Last week I mentioned that my nana and I share a lot of art knowledge with each other. A few months ago she found an inexpensive art book that she shared with me. The first few pages of the book included some of the tools for drawing and how to use them. In the continuing pages, there were landscapes and two different ways to draw them, pointing out various techniques from professional artists. It is an interesting book to go back to when I’m stuck and there are many techniques I have never heard of.

Books are always a great source of knowledge. You can always learn more than what you already know. Art books specifically are good for reference, new ideas, tips and techniques.Whether it is a book from when you were a kid or a more advanced one, any kind of art book can be beneficial to further developing your style.

Some books are just about techniques, while others could be an overall review of a specific medium. There are books that teach you how to start using an art tool, and others are art history books about various artists.
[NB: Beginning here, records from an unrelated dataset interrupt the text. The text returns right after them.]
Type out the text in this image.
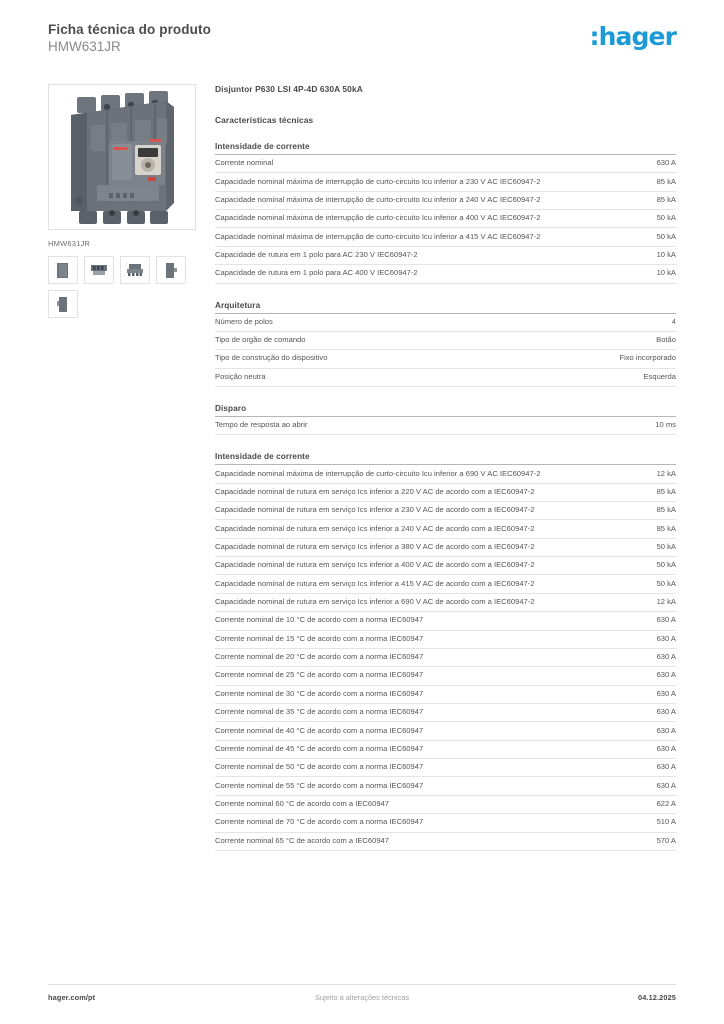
Ficha técnica do produto
HMW631JR	:hager
HMW631JR
Disjuntor P630 LSI 4P-4D 630A 50kA
Características técnicas
Intensidade de corrente
Corrente nominal	630 A
Capacidade nominal máxima de interrupção de curto-circuito Icu inferior a 230 V AC IEC60947-2	85 kA
Capacidade nominal máxima de interrupção de curto-circuito Icu inferior a 240 V AC IEC60947-2	85 kA
Capacidade nominal máxima de interrupção de curto-circuito Icu inferior a 400 V AC IEC60947-2	50 kA
Capacidade nominal máxima de interrupção de curto-circuito Icu inferior a 415 V AC IEC60947-2	50 kA
Capacidade de rutura em 1 polo para AC 230 V IEC60947-2	10 kA
Capacidade de rutura em 1 polo para AC 400 V IEC60947-2	10 kA
Arquitetura
Número de polos	4
Tipo de orgão de comando	Botão
Tipo de construção do dispositivo	Fixo incorporado
Posição neutra	Esquerda
Disparo
Tempo de resposta ao abrir	10 ms
Intensidade de corrente
Capacidade nominal máxima de interrupção de curto-circuito Icu inferior a 690 V AC IEC60947-2	12 kA
Capacidade nominal de rutura em serviço Ics inferior a 220 V AC de acordo com a IEC60947-2	85 kA
Capacidade nominal de rutura em serviço Ics inferior a 230 V AC de acordo com a IEC60947-2	85 kA
Capacidade nominal de rutura em serviço Ics inferior a 240 V AC de acordo com a IEC60947-2	85 kA
Capacidade nominal de rutura em serviço Ics inferior a 380 V AC de acordo com a IEC60947-2	50 kA
Capacidade nominal de rutura em serviço Ics inferior a 400 V AC de acordo com a IEC60947-2	50 kA
Capacidade nominal de rutura em serviço Ics inferior a 415 V AC de acordo com a IEC60947-2	50 kA
Capacidade nominal de rutura em serviço Ics inferior a 690 V AC de acordo com a IEC60947-2	12 kA
Corrente nominal de 10 °C de acordo com a norma IEC60947	630 A
Corrente nominal de 15 °C de acordo com a norma IEC60947	630 A
Corrente nominal de 20 °C de acordo com a norma IEC60947	630 A
Corrente nominal de 25 °C de acordo com a norma IEC60947	630 A
Corrente nominal de 30 °C de acordo com a norma IEC60947	630 A
Corrente nominal de 35 °C de acordo com a norma IEC60947	630 A
Corrente nominal de 40 °C de acordo com a norma IEC60947	630 A
Corrente nominal de 45 °C de acordo com a norma IEC60947	630 A
Corrente nominal de 50 °C de acordo com a norma IEC60947	630 A
Corrente nominal de 55 °C de acordo com a norma IEC60947	630 A
Corrente nominal 60 °C de acordo com a IEC60947	622 A
Corrente nominal de 70 °C de acordo com a norma IEC60947	510 A
Corrente nominal 65 °C de acordo com a IEC60947	570 A
hager.com/pt	Sujeito a alterações técnicas	04.12.2025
It is always good to keep a few art books on your shelf for reference when you are starting or in the middle of a project.

Some of the books I keep on my shelf are The Usborne Book of ART ideas by Fiona Watt, Calligraphy THE EASY WAY by Diane Foisy, Mastering MANGA by Mark Crilley, ITTEN The Elements of Color, Art Fundamentals: Theory and Practice (which is a must have for foundation year students), and the one my nana (a fellow Marywood alumna) gave me, The Complete Drawing Course edited by David Poxon.